To avoid situations of deduction without inclusion, the Draft Law tends to align the treatment of an insurance company's technical provisions with the treatment of excluded dividends and excluded capital gains or losses which these technical provisions relate to from an economic point of view. This means that these technical provisions, which have their origin in investments made by the insurance company on behalf of policyholders, are not allowed as expenses in the calculation of the insurance company's allowable profit or loss. 

Entry into force and next steps 

Since the Draft Law mainly introduces clarifying provisions so as to guide taxpayers on how to interpret and apply rules which are already in force and should not, as such, introduce changes to the rules in place, the entry into force of the Draft law is aligned to the one of the Pillar Two Law and provides that the new provisions would apply to tax years starting on or after 31 December 2023. 

In this regard, the Agreed Administrative Guidance introduced by the Draft Law was all approved and published by the OECD before the Pillar Two Law came into force, so taxpayers already had access to them. Finally, the draft law related to the Pillar Two Law already expressly referred to them. 

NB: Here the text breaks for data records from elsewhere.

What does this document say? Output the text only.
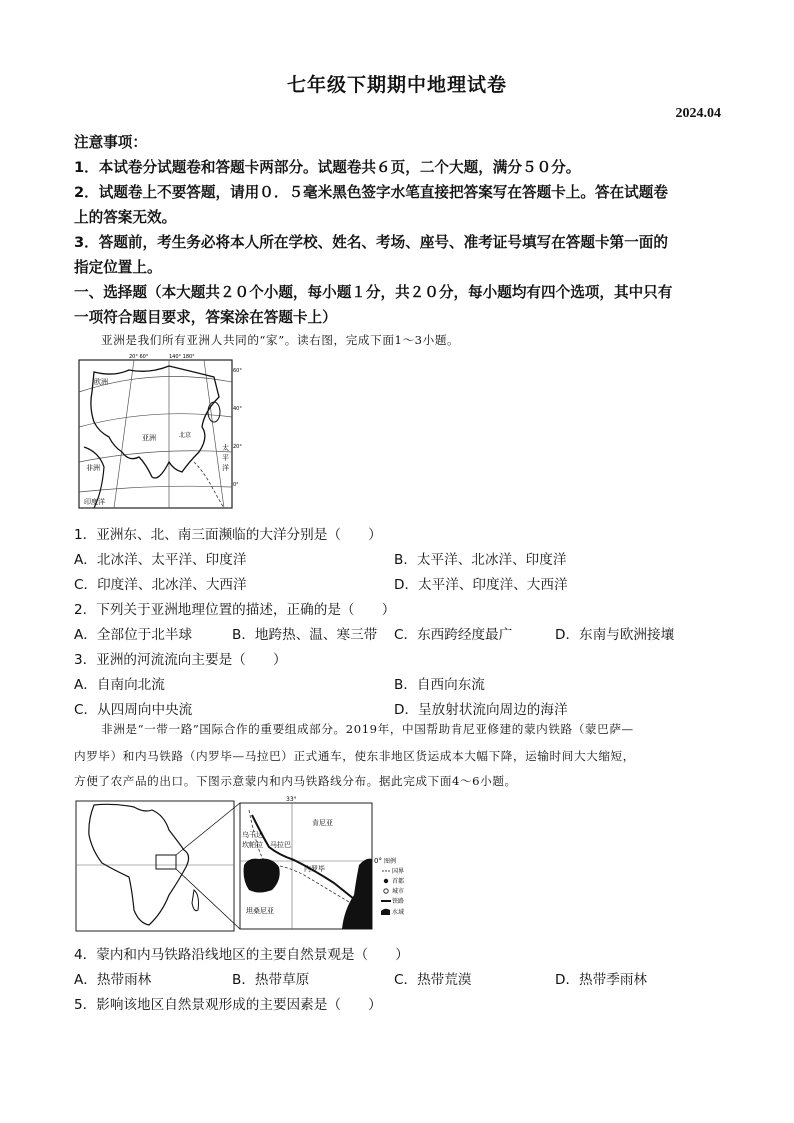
七年级下期期中地理试卷
2024.04
注意事项：
1．本试卷分试题卷和答题卡两部分。试题卷共６页，二个大题，满分５０分。
2．试题卷上不要答题，请用０．５毫米黑色签字水笔直接把答案写在答题卡上。答在试题卷
上的答案无效。
3．答题前，考生务必将本人所在学校、姓名、考场、座号、准考证号填写在答题卡第一面的
指定位置上。
一、选择题（本大题共２０个小题，每小题１分，共２０分，每小题均有四个选项，其中只有
一项符合题目要求，答案涂在答题卡上）
亚洲是我们所有亚洲人共同的“家”。读右图，完成下面1～3小题。
印度洋
欧洲
亚洲
非洲
北京
太
平
洋
20° 60°	140° 180°
60°
40°
20°
0°
1．亚洲东、北、南三面濒临的大洋分别是（　　）
A．北冰洋、太平洋、印度洋	B．太平洋、北冰洋、印度洋
C．印度洋、北冰洋、大西洋	D．太平洋、印度洋、大西洋
2．下列关于亚洲地理位置的描述，正确的是（　　）
A．全部位于北半球	B．地跨热、温、寒三带 C．东西跨经度最广	D．东南与欧洲接壤
3．亚洲的河流流向主要是（　　）
A．自南向北流	B．自西向东流
C．从四周向中央流	D．呈放射状流向周边的海洋
非洲是“一带一路”国际合作的重要组成部分。2019年，中国帮助肯尼亚修建的蒙内铁路（蒙巴萨—
内罗毕）和内马铁路（内罗毕—马拉巴）正式通车，使东非地区货运成本大幅下降，运输时间大大缩短，
方便了农产品的出口。下图示意蒙内和内马铁路线分布。据此完成下面4～6小题。
33°
肯尼亚
乌干达
坎帕拉 马拉巴
内罗毕
坦桑尼亚
0° 图例
国界
首都
城市
铁路
水域
4．蒙内和内马铁路沿线地区的主要自然景观是（　　）
A．热带雨林	B．热带草原	C．热带荒漠	D．热带季雨林
5．影响该地区自然景观形成的主要因素是（　　）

While the Draft Law may be subject to amendments over the legislative process notably to incorporate the 17 June 2024 OECD guidance, given that it incorporates clarifications and interpretations agreed upon at OECD level, there will probably be no major amendments of the Draft Law. Still, it can be expected that the Pillar Two Law will have to be amended again in the future, since the OECD guidance is still being developed and the fourth administrative guidance of the Inclusive Framework for implementation of the global minimum tax under Pillar Two has just been released. 

In the meantime, taxpayers should closely follow these developments at OECD level and also any additional guidance provided by the Luxembourg tax authorities by means of developments of their FAQ released on 25 March 2024. In any case, incorporating the interpretations and clarifications agreed upon at OECD level is positive as it provides more legal certainty to taxpayers. 

Based on the Transitional Qualification Mechanism Luxembourg also has to self-certify that the Pillar Two Law as amended by the Draft Law aligns with the GloBE rules. This would ensure that no additional top-up tax would effectively be due in another jurisdiction (e.g. of the ultimate parent entity) on the same income which has already been considered under the Luxembourg QDMTT. 

Further, it is worth noting that the most recent OECD guidance also includes specific rules for securitisation vehicles to which the current set of rules was not adopted. It will be interesting to see whether the Luxembourg legislator will include such rules in the Draft Law given the importance of securitisation structures for Luxembourg.